Discovery projects — where you're trying to learn brand new things about people through proactive primary research — is much more ad hoc than gathering feedback. Examples of this type of research would include growing to a new customer segment, building a new product/feature, or expanding to cater for new use cases.

Typically carried out a shorter burst like a design thinking sprint, discovery research is open-ended by nature and often time-sensitive (the longer analysis takes, the more delayed the project gets). For these projects, turning data into codes and themes is going to take a lot longer as you have no pre-determined categories to work from. As you are trying to find the most impactful unmet user need or pain, assuming that whatever topic had the highest number of occurances is also most important will mislead your outcome.

Instead, identify which opinion resonates the strongest with the largest number of your target segment. This priority mapping method presents a quick and accessible alternative to assumption mapping for the start of a new project. OpinionX offers a unique survey tool that turn an unstructured collection of user-generated opinions into a prioritized list in just one click. Check out how OpinionX can help you to carry out deeper discovery research 4x faster than traditional methods.

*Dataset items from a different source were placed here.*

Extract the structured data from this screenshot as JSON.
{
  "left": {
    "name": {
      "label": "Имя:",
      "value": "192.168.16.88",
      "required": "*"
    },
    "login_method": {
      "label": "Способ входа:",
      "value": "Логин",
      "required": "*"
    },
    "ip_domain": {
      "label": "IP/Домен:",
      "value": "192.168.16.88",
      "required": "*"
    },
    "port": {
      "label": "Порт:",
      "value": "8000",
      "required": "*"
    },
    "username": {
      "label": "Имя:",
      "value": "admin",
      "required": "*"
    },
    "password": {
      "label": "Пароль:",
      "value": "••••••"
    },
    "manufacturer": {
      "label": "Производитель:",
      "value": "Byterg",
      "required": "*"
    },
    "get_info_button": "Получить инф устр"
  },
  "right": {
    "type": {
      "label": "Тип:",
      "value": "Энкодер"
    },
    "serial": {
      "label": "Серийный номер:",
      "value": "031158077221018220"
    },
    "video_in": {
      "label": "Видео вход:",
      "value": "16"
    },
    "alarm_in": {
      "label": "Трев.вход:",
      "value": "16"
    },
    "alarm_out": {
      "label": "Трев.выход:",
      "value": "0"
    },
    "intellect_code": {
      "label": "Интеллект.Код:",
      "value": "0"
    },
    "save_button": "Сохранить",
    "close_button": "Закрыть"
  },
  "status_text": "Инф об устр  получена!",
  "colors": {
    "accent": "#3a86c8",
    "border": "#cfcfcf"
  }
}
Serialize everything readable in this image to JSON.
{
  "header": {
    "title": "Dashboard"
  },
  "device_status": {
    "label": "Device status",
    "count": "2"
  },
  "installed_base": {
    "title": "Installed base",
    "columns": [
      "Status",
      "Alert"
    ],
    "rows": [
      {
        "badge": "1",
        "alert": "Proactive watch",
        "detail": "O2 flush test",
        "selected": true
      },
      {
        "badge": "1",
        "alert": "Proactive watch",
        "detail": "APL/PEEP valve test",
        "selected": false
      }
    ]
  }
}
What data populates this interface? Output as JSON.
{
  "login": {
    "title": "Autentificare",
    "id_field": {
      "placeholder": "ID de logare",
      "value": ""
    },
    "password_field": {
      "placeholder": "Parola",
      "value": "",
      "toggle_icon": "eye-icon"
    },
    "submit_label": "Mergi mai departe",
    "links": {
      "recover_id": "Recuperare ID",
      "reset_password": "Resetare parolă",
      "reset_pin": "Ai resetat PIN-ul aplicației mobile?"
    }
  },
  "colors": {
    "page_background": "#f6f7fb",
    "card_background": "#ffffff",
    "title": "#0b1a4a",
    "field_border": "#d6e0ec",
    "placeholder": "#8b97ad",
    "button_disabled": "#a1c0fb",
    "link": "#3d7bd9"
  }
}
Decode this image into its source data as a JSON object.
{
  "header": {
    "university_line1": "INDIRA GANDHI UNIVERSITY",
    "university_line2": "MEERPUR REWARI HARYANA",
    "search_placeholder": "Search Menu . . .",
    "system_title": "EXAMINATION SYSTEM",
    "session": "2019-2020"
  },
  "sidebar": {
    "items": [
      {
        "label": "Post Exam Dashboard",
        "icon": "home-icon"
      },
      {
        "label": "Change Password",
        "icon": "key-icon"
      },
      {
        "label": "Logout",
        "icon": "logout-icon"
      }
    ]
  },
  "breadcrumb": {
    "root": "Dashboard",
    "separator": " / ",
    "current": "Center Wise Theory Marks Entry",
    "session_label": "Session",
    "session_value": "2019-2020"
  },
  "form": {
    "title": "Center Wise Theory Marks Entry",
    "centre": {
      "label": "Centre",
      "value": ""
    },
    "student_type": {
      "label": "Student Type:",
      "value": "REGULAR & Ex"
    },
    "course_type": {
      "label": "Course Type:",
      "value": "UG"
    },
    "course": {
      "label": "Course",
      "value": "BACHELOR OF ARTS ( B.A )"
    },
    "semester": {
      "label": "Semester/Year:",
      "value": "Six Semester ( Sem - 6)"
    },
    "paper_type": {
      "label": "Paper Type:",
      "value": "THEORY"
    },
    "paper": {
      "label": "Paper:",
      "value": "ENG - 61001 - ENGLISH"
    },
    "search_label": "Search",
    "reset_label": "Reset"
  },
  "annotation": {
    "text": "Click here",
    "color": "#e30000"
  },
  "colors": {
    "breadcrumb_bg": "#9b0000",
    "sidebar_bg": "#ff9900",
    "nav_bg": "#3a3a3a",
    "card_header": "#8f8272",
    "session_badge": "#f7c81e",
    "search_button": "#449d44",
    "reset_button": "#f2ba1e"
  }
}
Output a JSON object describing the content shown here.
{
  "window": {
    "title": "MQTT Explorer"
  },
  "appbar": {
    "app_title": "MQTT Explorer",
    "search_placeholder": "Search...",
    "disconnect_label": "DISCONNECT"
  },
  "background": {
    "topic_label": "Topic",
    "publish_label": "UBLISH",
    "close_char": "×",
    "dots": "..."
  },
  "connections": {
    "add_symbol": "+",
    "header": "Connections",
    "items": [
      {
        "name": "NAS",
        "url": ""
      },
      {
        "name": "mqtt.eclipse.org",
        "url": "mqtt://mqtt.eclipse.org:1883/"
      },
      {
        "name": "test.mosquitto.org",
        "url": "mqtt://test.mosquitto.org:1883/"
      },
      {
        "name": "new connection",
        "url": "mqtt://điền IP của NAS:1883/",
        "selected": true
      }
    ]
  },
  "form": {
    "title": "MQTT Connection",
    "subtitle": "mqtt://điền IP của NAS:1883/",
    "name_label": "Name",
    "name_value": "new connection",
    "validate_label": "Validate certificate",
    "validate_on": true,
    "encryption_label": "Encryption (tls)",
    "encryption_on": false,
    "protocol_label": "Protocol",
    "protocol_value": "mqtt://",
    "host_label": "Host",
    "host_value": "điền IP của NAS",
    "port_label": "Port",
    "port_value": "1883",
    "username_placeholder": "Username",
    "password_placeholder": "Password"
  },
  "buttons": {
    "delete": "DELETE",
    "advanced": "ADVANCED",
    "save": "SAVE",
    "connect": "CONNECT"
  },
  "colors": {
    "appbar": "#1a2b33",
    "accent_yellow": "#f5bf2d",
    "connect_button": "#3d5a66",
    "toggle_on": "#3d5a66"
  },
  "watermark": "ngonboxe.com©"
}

Identifying user priorities using discovery research platform OpinionX

Conclusion

Despite its time consuming and manual nature, thematic analysis is one of the most popular methods of analyzing qualitative research. It's accessible and flexible approach is a solid option for larger teams with longer timelines and ad hoc projects. For fast-paced teams, discovery research tools like OpinionX offer lightweight alternatives for priority mapping and understanding users' biggest unmet needs in a fraction of the time of traditional thematic analysis.